5. How did the film focus on Johnny? Did audiences have sympathy with him? Sympathise with his hiding, want Eve to help him, respond to his style as a gentleman? Did audiences change in their view towards him? When did it appear that he was psychotic? Was this a surprise revelation? Did it add to the atmosphere of the climax? The melodrama of his death? Was he drawn as a character? Or as a person from popular fiction? How did this alter audience response to the film as a whole?
6. How attractive a heroine was Eve? Seeing her in her acting, in helping Johnny, in loving him? Eve's relationship with her father, her mother, The importance of her becoming a maid? The skill with which she did this? Her falling in love with Smith? Her manoeuvring to keep the truth from him? His response to the truth about her? Her relationship to Marlene Dietrich? Her belief in Johnny? Her trying to trick Dietrich? Her response to the crisis and the truth about Johnny?
7. How interesting a character was Smith? The conventional gentleman, the gentleman policeman? What role did he have in the dramatics of the film? As a contrast with Johnny?
8. The contribution of Eve's father and mother to the drama of the film? Her father's eccentricity, her mother's eccentricity? How enjoyable was English comedy? As forwarding the plot?

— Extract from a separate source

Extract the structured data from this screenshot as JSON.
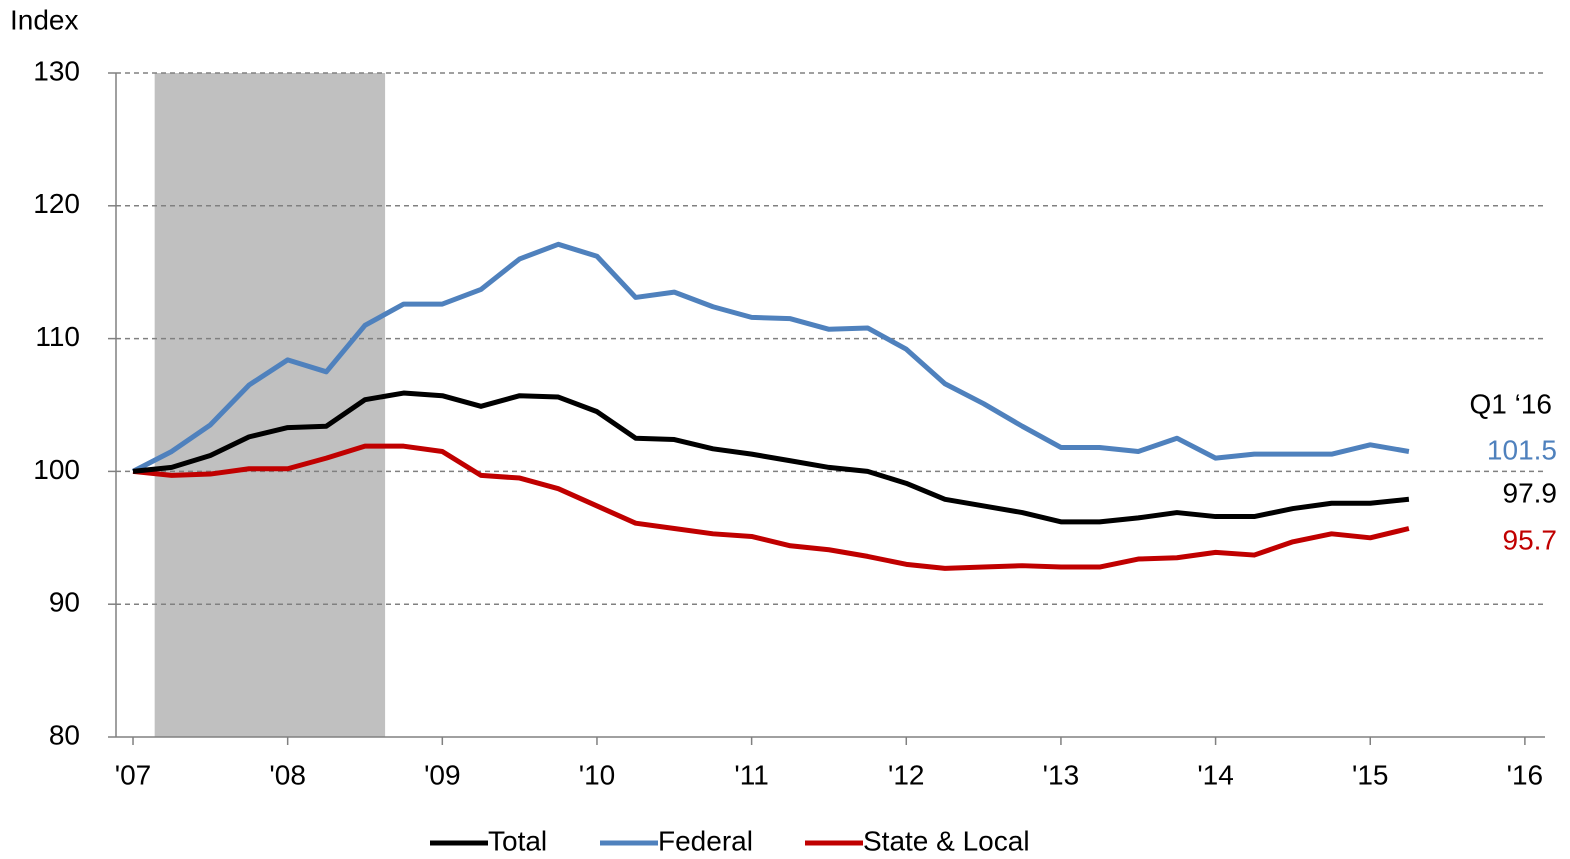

9. How important was it that Marlene Dietrich played the femme fatale? Was there depth of character in her portrayal? The Dietrich surface? The songs and her imperious style? Her relationship to Johnny, to Smith, to Eve? To Eve as maid? Her response to the doll’s dress etc? The truth about her at the end? And audience response to this?
10. How important were different incidents in the film for its momentum: the scenes in the theatre, the doll’s dress ?
11. How well did the film benefit from such incidental comedy as Joyce Grenfell at the fair at the shooting gallery?
12. The importance of the maid? The blackmail background? A sense of tenseness for the main theme?
13. The quality of the climax and its melodrama? As fitting for this kind of film?
14. How serious a thriller was this meant to be? Was it more of a Hitchcock soufflé? How much insight into character was there? Into crime?